Keywords: Probabilistic record linkage, fuzzy matching, Fellegi-Sunter model, data linkage, R package RecordLinkage, Stata command clrevmatch

This poster will illustrate probabilistic record linkage in R and Stata. Probabilistic record linkage is also known as fuzzy matching or Fellegi-Sunter record linkage. Applications are many and varied. The three main steps are preprocessing, the actual linking, and a clerical review of uncertain links. The problem is that there is no easy way to handle all three steps for moderately large datasets. The leading general-purpose statistical software are R, SAS, and Stata.
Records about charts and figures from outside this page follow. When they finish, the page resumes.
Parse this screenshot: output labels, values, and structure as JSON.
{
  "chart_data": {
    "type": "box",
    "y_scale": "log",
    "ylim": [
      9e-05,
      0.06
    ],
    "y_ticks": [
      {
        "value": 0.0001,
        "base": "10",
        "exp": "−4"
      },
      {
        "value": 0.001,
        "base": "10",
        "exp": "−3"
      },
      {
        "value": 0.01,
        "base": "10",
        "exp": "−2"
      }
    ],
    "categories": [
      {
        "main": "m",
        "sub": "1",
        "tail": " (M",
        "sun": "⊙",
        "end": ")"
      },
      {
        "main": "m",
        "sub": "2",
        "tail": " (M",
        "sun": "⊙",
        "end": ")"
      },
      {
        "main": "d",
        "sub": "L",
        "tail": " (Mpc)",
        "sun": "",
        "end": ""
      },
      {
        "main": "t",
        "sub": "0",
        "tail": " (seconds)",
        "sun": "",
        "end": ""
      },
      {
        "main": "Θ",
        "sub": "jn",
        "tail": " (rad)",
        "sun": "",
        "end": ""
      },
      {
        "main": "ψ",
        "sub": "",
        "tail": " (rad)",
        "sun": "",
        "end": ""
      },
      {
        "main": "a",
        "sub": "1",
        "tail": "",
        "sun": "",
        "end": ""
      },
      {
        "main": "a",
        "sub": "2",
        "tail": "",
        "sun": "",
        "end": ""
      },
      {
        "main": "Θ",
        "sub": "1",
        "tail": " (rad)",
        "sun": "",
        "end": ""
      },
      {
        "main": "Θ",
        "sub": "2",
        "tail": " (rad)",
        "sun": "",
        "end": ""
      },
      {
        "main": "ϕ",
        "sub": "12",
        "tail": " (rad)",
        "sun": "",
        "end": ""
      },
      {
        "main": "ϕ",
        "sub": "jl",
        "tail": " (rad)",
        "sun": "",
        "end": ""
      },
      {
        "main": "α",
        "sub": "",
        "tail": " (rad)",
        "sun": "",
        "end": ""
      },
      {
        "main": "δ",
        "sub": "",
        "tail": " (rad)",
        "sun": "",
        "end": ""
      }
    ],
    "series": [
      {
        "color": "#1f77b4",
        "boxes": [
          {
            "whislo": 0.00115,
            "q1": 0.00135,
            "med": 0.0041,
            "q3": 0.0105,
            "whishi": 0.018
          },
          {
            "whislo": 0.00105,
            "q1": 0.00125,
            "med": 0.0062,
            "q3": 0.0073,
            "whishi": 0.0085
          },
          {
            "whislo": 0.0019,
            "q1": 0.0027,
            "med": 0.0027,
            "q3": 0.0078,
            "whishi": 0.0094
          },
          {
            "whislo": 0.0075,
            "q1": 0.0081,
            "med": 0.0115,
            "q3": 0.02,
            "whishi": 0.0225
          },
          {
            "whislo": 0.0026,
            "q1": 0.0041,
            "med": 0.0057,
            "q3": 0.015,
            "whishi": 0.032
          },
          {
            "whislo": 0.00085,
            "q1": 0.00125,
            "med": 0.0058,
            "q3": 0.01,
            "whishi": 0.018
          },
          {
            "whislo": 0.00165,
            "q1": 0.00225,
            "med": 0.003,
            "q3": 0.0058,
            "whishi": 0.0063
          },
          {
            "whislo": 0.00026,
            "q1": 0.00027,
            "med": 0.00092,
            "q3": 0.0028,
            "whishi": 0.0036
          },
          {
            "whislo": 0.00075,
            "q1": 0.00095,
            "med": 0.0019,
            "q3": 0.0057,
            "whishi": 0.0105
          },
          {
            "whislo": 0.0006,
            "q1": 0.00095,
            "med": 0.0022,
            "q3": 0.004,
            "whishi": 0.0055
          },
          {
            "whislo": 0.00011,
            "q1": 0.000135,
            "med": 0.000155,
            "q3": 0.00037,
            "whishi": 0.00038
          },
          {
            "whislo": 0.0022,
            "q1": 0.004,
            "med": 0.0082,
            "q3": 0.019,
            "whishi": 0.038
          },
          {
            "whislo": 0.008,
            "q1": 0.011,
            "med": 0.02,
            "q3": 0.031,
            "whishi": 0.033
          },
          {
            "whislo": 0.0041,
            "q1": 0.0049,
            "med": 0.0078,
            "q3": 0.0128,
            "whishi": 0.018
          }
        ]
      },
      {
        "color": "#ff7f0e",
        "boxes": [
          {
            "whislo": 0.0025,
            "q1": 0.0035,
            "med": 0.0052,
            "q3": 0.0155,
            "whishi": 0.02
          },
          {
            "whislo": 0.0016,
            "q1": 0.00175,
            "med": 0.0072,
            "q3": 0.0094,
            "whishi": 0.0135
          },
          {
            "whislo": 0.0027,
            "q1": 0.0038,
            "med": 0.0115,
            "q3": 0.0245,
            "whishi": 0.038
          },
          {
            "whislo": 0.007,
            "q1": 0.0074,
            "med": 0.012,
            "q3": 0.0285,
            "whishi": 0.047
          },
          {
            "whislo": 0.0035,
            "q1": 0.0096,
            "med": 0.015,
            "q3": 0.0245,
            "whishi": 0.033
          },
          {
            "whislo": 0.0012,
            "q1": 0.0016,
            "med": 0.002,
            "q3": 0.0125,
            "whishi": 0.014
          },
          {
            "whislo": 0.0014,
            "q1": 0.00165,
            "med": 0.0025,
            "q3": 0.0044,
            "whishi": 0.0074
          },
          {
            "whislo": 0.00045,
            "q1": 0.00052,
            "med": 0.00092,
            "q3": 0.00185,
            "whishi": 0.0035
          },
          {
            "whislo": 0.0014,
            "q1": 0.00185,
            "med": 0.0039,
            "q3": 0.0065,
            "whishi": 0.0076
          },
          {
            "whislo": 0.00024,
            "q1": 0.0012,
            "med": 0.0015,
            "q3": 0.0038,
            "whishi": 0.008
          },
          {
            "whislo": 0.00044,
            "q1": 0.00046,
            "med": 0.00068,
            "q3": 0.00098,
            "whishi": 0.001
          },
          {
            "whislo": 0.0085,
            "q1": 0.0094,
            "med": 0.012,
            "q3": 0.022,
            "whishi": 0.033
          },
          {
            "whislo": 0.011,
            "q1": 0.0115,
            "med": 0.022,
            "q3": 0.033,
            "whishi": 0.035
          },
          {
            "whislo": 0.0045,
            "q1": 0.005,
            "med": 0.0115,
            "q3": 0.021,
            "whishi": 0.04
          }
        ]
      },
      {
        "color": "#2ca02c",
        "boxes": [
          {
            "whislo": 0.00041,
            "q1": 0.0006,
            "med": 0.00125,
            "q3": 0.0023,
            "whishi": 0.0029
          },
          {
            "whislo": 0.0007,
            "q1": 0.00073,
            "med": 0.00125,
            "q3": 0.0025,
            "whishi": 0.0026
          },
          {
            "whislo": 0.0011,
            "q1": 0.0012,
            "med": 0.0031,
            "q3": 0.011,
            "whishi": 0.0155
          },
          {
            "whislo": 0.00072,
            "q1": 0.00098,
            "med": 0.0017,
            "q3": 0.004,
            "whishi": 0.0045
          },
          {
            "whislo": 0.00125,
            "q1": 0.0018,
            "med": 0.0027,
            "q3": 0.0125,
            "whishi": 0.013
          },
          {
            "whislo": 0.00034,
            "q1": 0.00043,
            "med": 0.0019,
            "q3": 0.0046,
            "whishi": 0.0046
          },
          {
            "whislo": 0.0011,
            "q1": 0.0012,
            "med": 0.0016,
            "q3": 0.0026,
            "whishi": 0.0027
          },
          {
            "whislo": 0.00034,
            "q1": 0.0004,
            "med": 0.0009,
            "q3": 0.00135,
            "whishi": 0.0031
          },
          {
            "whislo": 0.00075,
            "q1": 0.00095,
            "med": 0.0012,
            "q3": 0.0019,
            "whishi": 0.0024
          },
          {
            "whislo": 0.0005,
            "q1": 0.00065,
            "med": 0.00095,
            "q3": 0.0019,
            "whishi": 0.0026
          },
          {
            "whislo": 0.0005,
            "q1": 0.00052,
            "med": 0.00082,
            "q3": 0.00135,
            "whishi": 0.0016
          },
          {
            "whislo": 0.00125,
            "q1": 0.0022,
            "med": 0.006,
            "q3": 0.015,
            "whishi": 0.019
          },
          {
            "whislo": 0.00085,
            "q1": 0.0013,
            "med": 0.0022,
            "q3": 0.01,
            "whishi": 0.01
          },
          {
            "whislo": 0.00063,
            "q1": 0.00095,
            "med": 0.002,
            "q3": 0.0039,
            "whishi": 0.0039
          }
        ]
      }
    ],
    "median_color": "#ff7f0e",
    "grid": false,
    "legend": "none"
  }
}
Special-purpose software such as AutoMatch, BigMatch, and LinkPLus are difficult to integrate with R, SAS or Stata. The preprocessing can be done in either R, SAS or Stata. The linkage step cannot easily be done in SAS (e.g., Link King is limited) or Stata (e.g., reclink2 is slow). The review step cannot easily be done in R or SAS. A solution is to use the R package RecordLinkage for the linkage step, and to use the Stata command clrevmatch for the clerical review step. Two implementations for seamless code between R and Stata are the R package RStata and the Stata command Rcall. Since R is more difficult to learn, the focus will be on Rcall, that is, on how to use the R RecordLinkage package in Stata.